Eine strukturierte Werk

Nach ihren Statuten wird die Priesterbruderschaft St. Pius X. vom Generaloberen geleitet, welcher mit seinen Assistenten, dem Sekretär und dem Generalökonomen seinen Sitz im Generalhaus in Menzingen (Schweiz) hat.

Distrikte

Die Priesterbruderschaft ist in Distrikte eingeteilt, die jeweils einem Distriktoberen anvertraut werden, welcher vom Generaloberen für einen Zeitraum von sechs Jahren ernannt wird. Sie leben in ihrem Distriktssitz, leiten und ermutigen die Arbeit der Priester, die ihnen anvertraut sind.

Seminare

Herzstück und Mitte der Priesterbruderschaft ist die Ausbildung zukünftiger Priester, sie betreut also besonders ihre Seminare. Sie unterstehen dem Generaloberen, der ihren Regens sowie die Professoren ernennt. Diese haben die wichtige Aufgabe, die zukünftigen Priester auszubilden, welche dann in den Prioraten der Priesterbruderschaft auf der ganzen Welt eingesetzt werden.

Weihbischöfe

Im Jahr 1988 weihte Erzbischof Lefebvre Weihbischöfe. Ihre Aufgabe ist es, den Priestern und den Gläubigen der Priesterbruderschaft zur Seite zu stehen, indem sie die Sakramente der Priesterweihe und der Firmung spenden; sie unterstehen dem Generaloberen.

Priorate

Die Priester der Priesterbruderschaft St. Pius X. leben in kleinen Gemeinschaften zusammen, die idealerweise aus wenigstens drei Priestern, einem oder mehreren Brüdern und einer Schwesterngemeinschaft bestehen und Priorate genannt werden.

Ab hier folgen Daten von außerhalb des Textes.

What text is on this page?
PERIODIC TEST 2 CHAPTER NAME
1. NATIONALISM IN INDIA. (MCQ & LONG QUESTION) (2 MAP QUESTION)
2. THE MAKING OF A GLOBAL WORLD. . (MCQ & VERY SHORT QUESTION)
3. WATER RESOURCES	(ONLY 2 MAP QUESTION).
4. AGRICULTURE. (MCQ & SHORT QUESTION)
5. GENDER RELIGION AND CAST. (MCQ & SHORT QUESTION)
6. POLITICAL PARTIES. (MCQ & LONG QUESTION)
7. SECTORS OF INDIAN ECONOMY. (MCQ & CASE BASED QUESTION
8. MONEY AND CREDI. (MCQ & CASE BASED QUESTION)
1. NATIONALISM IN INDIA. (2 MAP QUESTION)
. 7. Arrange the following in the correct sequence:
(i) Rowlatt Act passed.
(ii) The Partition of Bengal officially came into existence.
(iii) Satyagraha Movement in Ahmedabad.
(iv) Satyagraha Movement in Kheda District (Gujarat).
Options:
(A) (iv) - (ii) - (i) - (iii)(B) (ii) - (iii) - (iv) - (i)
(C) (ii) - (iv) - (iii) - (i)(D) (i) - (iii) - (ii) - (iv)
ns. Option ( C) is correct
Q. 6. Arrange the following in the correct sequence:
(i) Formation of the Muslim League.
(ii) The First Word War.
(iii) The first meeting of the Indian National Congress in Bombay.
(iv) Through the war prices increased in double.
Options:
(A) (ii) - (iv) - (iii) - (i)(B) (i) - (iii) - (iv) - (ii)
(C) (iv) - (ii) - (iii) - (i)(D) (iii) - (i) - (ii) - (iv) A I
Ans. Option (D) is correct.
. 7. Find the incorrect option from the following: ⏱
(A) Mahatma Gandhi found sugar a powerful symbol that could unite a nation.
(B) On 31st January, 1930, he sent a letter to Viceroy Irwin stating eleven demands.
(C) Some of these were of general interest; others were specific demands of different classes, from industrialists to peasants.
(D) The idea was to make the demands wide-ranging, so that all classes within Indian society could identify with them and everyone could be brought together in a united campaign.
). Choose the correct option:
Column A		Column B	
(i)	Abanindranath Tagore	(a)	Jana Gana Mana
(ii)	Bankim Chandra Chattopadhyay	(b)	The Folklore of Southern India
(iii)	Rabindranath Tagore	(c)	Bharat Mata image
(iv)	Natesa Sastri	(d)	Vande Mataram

Die Priorate unterstehen einem Distrikt, sie sind das Rückgrat der Organisation des Apostolats.

Jedes Priorat wird einem Prior anvertraut, welcher über das materielle und geistliche Wohl des Priorats wacht. Er ist auch mit dem Apostolat betraut.

Mehrmals am Tage versammelt sich die Gemeinschaft zu den Gebetszeiten, den Mahlzeiten und zur Arbeit, so dass die Priester ihr Leben und ihr Apostolat mit ihren Mitbrüdern teilen.

Mitglieder

Die Priester und die Bischöfe sind nicht die einzigen offiziellen Mitglieder der Priesterbruderschaft; Ordensleute und Oblatinnen tragen ebenfalls zum gemeinsamen Werk bei. Berufung und geistliche Orientierung dieser Ordensleute sind auf Altar und Priestertum ausgerichtet. Sie widmen sich dem Dienst für die Priester, um sie in ihrer Heiligung und in ihrem Apostolat zu unterstützen. Sie weihen sich dem Gebet und erflehen von Gott die Fülle der Gnaden. Die Arbeit dieser Brüder und Schwestern bleibt oft verborgen, sie sind jedoch eine unbedingt nötige Stütze des Werkes der Priesterbruderschaft.

Die mit der Bruderschaft verbundenen Gläubigen

Zahlreiche Gläubige finden bei der Priesterbruderschaft, in ihren Kapellen und ihren Werken die geistliche Unterstützung, die sie zu ihrer Heiligung brauchen. Sie wenden sich an die Priester der Priesterbruderschaft, um an der Messe aller Zeiten teilzunehmen, die Sakramente zu empfangen und vor allem im Glauben unterrichtet zu werden.

Die Gläubigen sind keine offiziellen Mitglieder der Priesterbruderschaft, ausgenommen diejenigen, welche ihrem Dritten Orden angehören. Sie sind ein großer Trost und eine kraftvolle Unterstützung der Priester und der Ordensleute, insbesondere die zahlreichen Familien, die sich oft um die Schulen der Priesterbruderschaft sammeln.